In early model experiments, a 10 Gigabit shielding system was required to meet such requirements. Those who support the use of 10 Gigabit shielded wiring systems believe that the current investment in 10 Gigabit shielded wiring systems is not much higher than that of non-shielded systems, and it can transmit data more reliably and more securely. Guaranteed and can save a lot of time in testing.
Operating bandwidth of approximately 625MHz is required, which exceeds the frequency limits of standard Class E/Category 6 cabling systems. In the latest TIA standard, the Cat.6A standard supporting 10GBase-T is reduced from 625MHz to 500MHz.
Finally, the comprehensive cabling standard TIA/EIA 568B.2-10 released in 2007 defines a new cable class Cat.6A (enhanced Category 6) to meet the standard for 100m channel length 10 Gigabit twisted-pair copper cable transmission, Cat. The transmission bandwidth required for Category 6A twisted-pair copper cable is defined as 500MHz.
Cat6A 10 Gigabit Copper Cabling System
For the transmission of a 10G data network, cabling standards were prepared earlier and more fully than network standards. CAT 6A is a true 10 Gigabit copper cable. Although CAT 6 also supports 10GBase-T applications under limited conditions, considering the impact of short links, such a guaranteed and safe distance is 15 to 37 m. Although there was a saying of 55 m a long time ago, the on-site factors are complex. There are great limitations, so it is not recommended for users to use CAT 6 to carry 10 Gigabit applications.
For CAT 6A copper cable, if you want to understand the most basic, you need to emphasize the following four aspects, which are also the most basic characteristics of the standard definition.
(1) Ensure that the channel performance meets or exceeds the cabling standard and can support 500 MHz, which is usually referred to as the bandwidth. In comparison, Category 6 is 250 MHz. CAT 6A has double the bandwidth and 10 times the transmission capacity.
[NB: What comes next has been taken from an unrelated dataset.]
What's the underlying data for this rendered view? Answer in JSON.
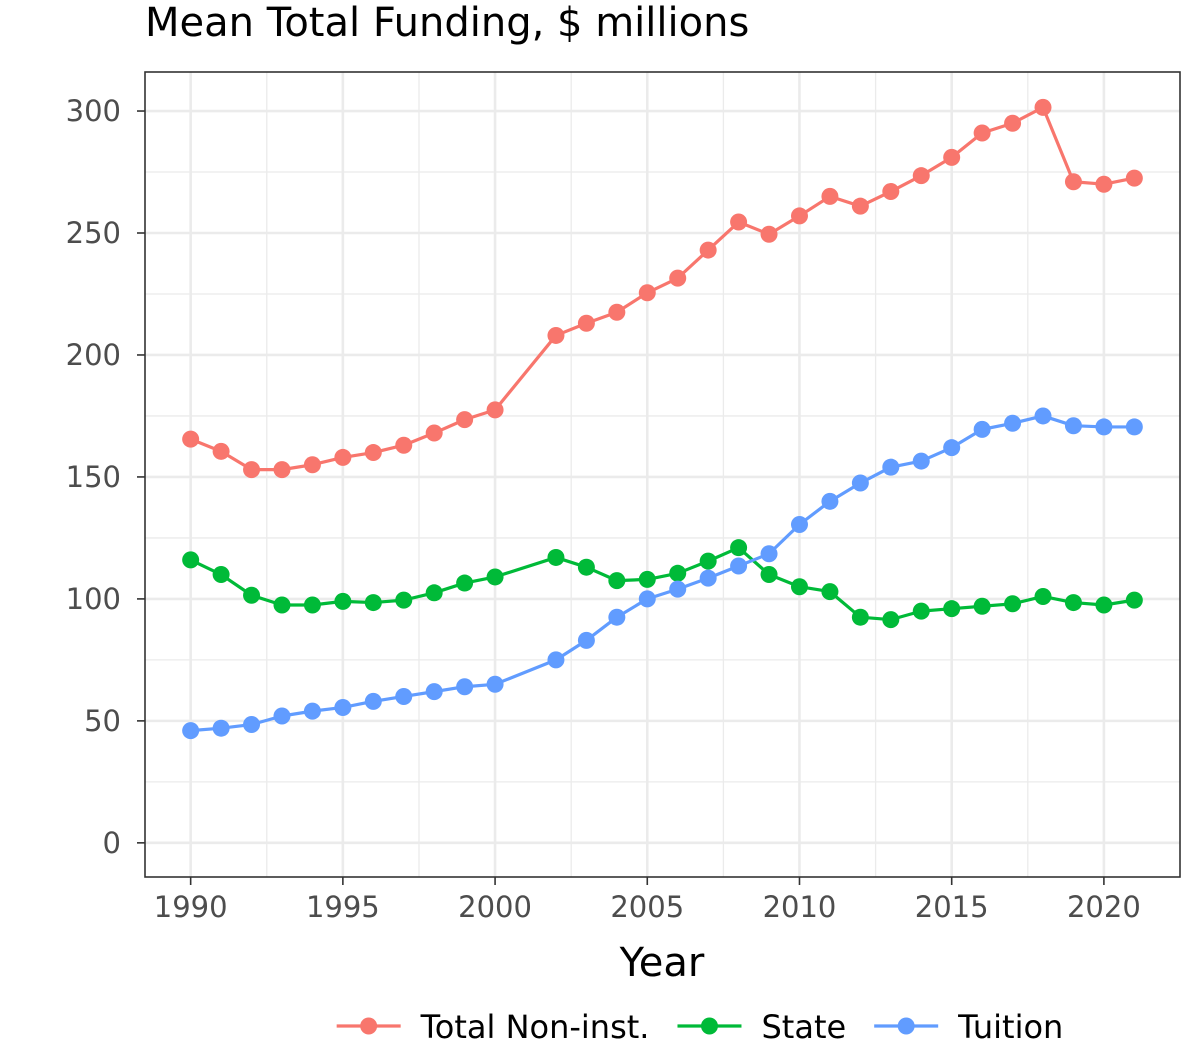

(2) The channel length can be up to 100 m and can support applications with 4 connections. The maximum length of a channel in Ethernet is 100 m, which is the end-to-end maximum distance of a channel, from 100 Mb/s, 1 000 Mb/s to 10 Gb/s, this is true for all Ethernet applications, which is determined by the transmission Delay, Ethernet technology, etc. Although the distance design principle cannot be changed, CAT 6A is more stable and reliable than CAT 6 transmission. At any time, any amount of data is transmitted, and any high-grade cable is more stable and reliable than low-grade cables, with stronger anti-interference ability and lower bit error rate.
(3) Can support standard 10GBase-T applications. This interface still uses RJ-45, which has excellent compatibility. So, CAT 6A is a good backward-compatible system. Comparatively speaking, both Class F (commonly known as Class 7) and Class Fa cannot support the RJ-45 interface, and the compatibility is not good. Considering the deficiencies in international standards, product production, acceptance testing, and related applications, Class F has not been the first choice for 10 Gigabit copper cables in the Chinese market.
(4) Excellent alien crosstalk and interference suppression performance, passed the alien crosstalk AXT test, which is the most important performance feature of enhanced Category 6. The most important feature that differentiates CAT 6A from CAT 6 is alien crosstalk. It takes the six-in-one scenario as the worst-case analysis object, and the tester simulates the scenario shown in Figure 2 to analyze the ability of the intermediate cable to resist alien crosstalk.